With respect to shelter, rents peaked last July but due to yearly contracts will start to disinflate this July. Home prices also increased by 20% through last summer and are not expected to continue to rise this summer, especially with 30-year mortgages near 5%. 

In the transportation category, used car prices are now falling which is deflationary and shipping is poised to decrease during the second half of the year. Oil is one of the largest components of inflation and it continued to rise through early March reaching $130/barrel primarily due to the war in Ukraine. It has since backed off to $94/barrel today alongside oil volatility. Unfortunately, persistent higher prices will negatively impact growth as the cost to fill up the gas tank eats up household budgets.

 

Interest Rates: Continued Higher, But Not Much Longer

Interest rates continue to rise as the Fed started with a 0.25% rate in March, plans another 0.5% rate increase in May and then another 0.5% again in June. The Fed further plans “to cool” inflation by selling off the assets on their balance sheets, which acts as the equivalent of raising rates. 

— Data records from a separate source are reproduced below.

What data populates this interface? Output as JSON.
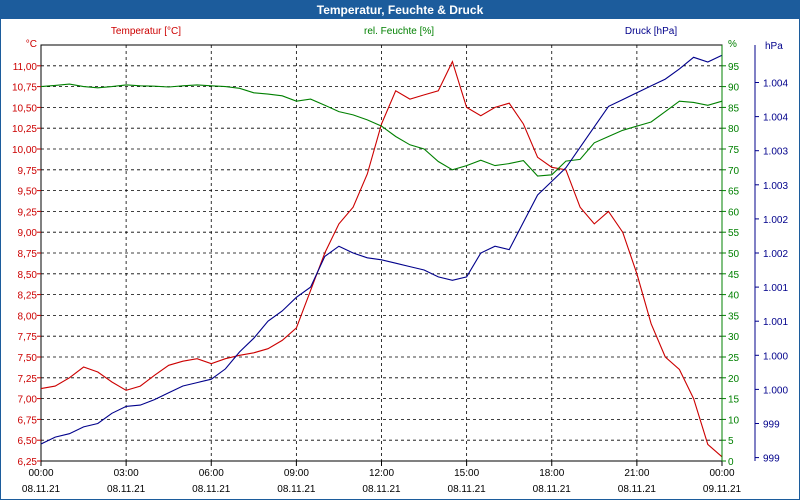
{
  "chart_data": {
    "type": "line",
    "title": "Temperatur, Feuchte & Druck",
    "axes": {
      "temperature": {
        "label": "Temperatur [°C]",
        "unit_label": "°C",
        "color": "#cc0000",
        "ylim": [
          6.25,
          11.25
        ],
        "ticks": [
          "6,25",
          "6,50",
          "6,75",
          "7,00",
          "7,25",
          "7,50",
          "7,75",
          "8,00",
          "8,25",
          "8,50",
          "8,75",
          "9,00",
          "9,25",
          "9,50",
          "9,75",
          "10,00",
          "10,25",
          "10,50",
          "10,75",
          "11,00"
        ]
      },
      "humidity": {
        "label": "rel. Feuchte [%]",
        "unit_label": "%",
        "color": "#008000",
        "ylim": [
          0,
          100
        ],
        "ticks": [
          "0",
          "5",
          "10",
          "15",
          "20",
          "25",
          "30",
          "35",
          "40",
          "45",
          "50",
          "55",
          "60",
          "65",
          "70",
          "75",
          "80",
          "85",
          "90",
          "95"
        ]
      },
      "pressure": {
        "label": "Druck [hPa]",
        "unit_label": "hPa",
        "color": "#00008b",
        "ylim": [
          998.8,
          1004.9
        ],
        "ticks": [
          "999",
          "999",
          "1.000",
          "1.000",
          "1.001",
          "1.001",
          "1.002",
          "1.002",
          "1.003",
          "1.003",
          "1.004",
          "1.004"
        ]
      }
    },
    "x_ticks": [
      {
        "time": "00:00",
        "date": "08.11.21"
      },
      {
        "time": "03:00",
        "date": "08.11.21"
      },
      {
        "time": "06:00",
        "date": "08.11.21"
      },
      {
        "time": "09:00",
        "date": "08.11.21"
      },
      {
        "time": "12:00",
        "date": "08.11.21"
      },
      {
        "time": "15:00",
        "date": "08.11.21"
      },
      {
        "time": "18:00",
        "date": "08.11.21"
      },
      {
        "time": "21:00",
        "date": "08.11.21"
      },
      {
        "time": "00:00",
        "date": "09.11.21"
      }
    ],
    "xlim_hours": [
      0,
      24
    ],
    "series": [
      {
        "name": "Temperatur [°C]",
        "axis": "temperature",
        "x": [
          0,
          0.5,
          1,
          1.5,
          2,
          2.5,
          3,
          3.5,
          4,
          4.5,
          5,
          5.5,
          6,
          6.5,
          7,
          7.5,
          8,
          8.5,
          9,
          9.5,
          10,
          10.5,
          11,
          11.5,
          12,
          12.5,
          13,
          13.5,
          14,
          14.5,
          15,
          15.5,
          16,
          16.5,
          17,
          17.5,
          18,
          18.5,
          19,
          19.5,
          20,
          20.5,
          21,
          21.5,
          22,
          22.5,
          23,
          23.5,
          24
        ],
        "values": [
          7.12,
          7.15,
          7.25,
          7.38,
          7.32,
          7.2,
          7.1,
          7.15,
          7.28,
          7.4,
          7.45,
          7.48,
          7.42,
          7.48,
          7.52,
          7.55,
          7.6,
          7.7,
          7.85,
          8.3,
          8.75,
          9.1,
          9.3,
          9.7,
          10.3,
          10.7,
          10.6,
          10.65,
          10.7,
          11.05,
          10.5,
          10.4,
          10.5,
          10.55,
          10.3,
          9.9,
          9.78,
          9.75,
          9.3,
          9.1,
          9.25,
          9.0,
          8.5,
          7.9,
          7.5,
          7.35,
          7.0,
          6.45,
          6.3
        ]
      },
      {
        "name": "rel. Feuchte [%]",
        "axis": "humidity",
        "x": [
          0,
          0.5,
          1,
          1.5,
          2,
          2.5,
          3,
          3.5,
          4,
          4.5,
          5,
          5.5,
          6,
          6.5,
          7,
          7.5,
          8,
          8.5,
          9,
          9.5,
          10,
          10.5,
          11,
          11.5,
          12,
          12.5,
          13,
          13.5,
          14,
          14.5,
          15,
          15.5,
          16,
          16.5,
          17,
          17.5,
          18,
          18.5,
          19,
          19.5,
          20,
          20.5,
          21,
          21.5,
          22,
          22.5,
          23,
          23.5,
          24
        ],
        "values": [
          90,
          90.3,
          90.6,
          90,
          89.7,
          90,
          90.4,
          90.2,
          90.1,
          89.9,
          90.2,
          90.4,
          90.2,
          90,
          89.6,
          88.5,
          88.2,
          87.8,
          86.5,
          87,
          85.5,
          84,
          83.2,
          82,
          80.5,
          78,
          76,
          75,
          72,
          70,
          71,
          72.3,
          71,
          71.5,
          72.2,
          68.5,
          68.8,
          72.1,
          72.5,
          76.5,
          78,
          79.5,
          80.5,
          81.5,
          84,
          86.5,
          86.2,
          85.5,
          86.5
        ]
      },
      {
        "name": "Druck [hPa]",
        "axis": "pressure",
        "x": [
          0,
          0.5,
          1,
          1.5,
          2,
          2.5,
          3,
          3.5,
          4,
          4.5,
          5,
          5.5,
          6,
          6.5,
          7,
          7.5,
          8,
          8.5,
          9,
          9.5,
          10,
          10.5,
          11,
          11.5,
          12,
          12.5,
          13,
          13.5,
          14,
          14.5,
          15,
          15.5,
          16,
          16.5,
          17,
          17.5,
          18,
          18.5,
          19,
          19.5,
          20,
          20.5,
          21,
          21.5,
          22,
          22.5,
          23,
          23.5,
          24
        ],
        "values": [
          999.05,
          999.15,
          999.2,
          999.3,
          999.35,
          999.5,
          999.6,
          999.62,
          999.7,
          999.8,
          999.9,
          999.95,
          1000.0,
          1000.15,
          1000.4,
          1000.6,
          1000.85,
          1001.0,
          1001.2,
          1001.35,
          1001.8,
          1001.95,
          1001.85,
          1001.78,
          1001.75,
          1001.7,
          1001.65,
          1001.6,
          1001.5,
          1001.45,
          1001.5,
          1001.85,
          1001.95,
          1001.9,
          1002.3,
          1002.7,
          1002.9,
          1003.1,
          1003.4,
          1003.7,
          1004.0,
          1004.1,
          1004.2,
          1004.3,
          1004.4,
          1004.55,
          1004.72,
          1004.65,
          1004.75
        ]
      }
    ]
  }
}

When the Fed adopted a zero-interest rate policy in 2008, they knew the biggest risk of this decision could manifest when policy reversed from easing to tightening. If they raise rates into a slowing economy, they run the risk of creating a recession. Unfortunately, this is exactly the outlook: the economic data above points to a slowing economy at the same time they plan to aggressively raise rates.

Further pointing to recession is the inverted yield curve. The Fed raises short term rates which are reflected in the 2-year Treasury notes; however, the market drives the prices of the longer 10- and 30-year Treasury rates. Last month the yield curve inverted: the 2 year was priced at 2.44% while the 10 year was 2.38%. This means that investors prefer to lock in a rate 10 years out that is less than today’s rate. Inverted yield curves have historically predicted recessions.

 

Conclusion: Maintain A Cautious View

Given the economic and political backdrop, we do not plan any changes to our current investment line-up. In equities, we will maintain our positions in Technology (IYW), Berkshire (BRKB) and Broad Markets (SCHB/SCHY) albeit at smaller positions since we took profits last December and January. We own the defensive sectors of Healthcare (IXJ/PINK), Utilities (XLU), and Staples (XLP), and are currently studying Defense companies for a potential add. In fixed income, we reduced our credit risk last year and continue to own treasuries and income-focused investments. Lastly, we added back paper gold (GLD) to our physical holding security (PHYS), and we have a healthy position in cash, ready to invest when stability and opportunity returns.

We are grateful for your trust in us managing your investments. We are dedicated to serving you and, as always, welcome any questions you may have.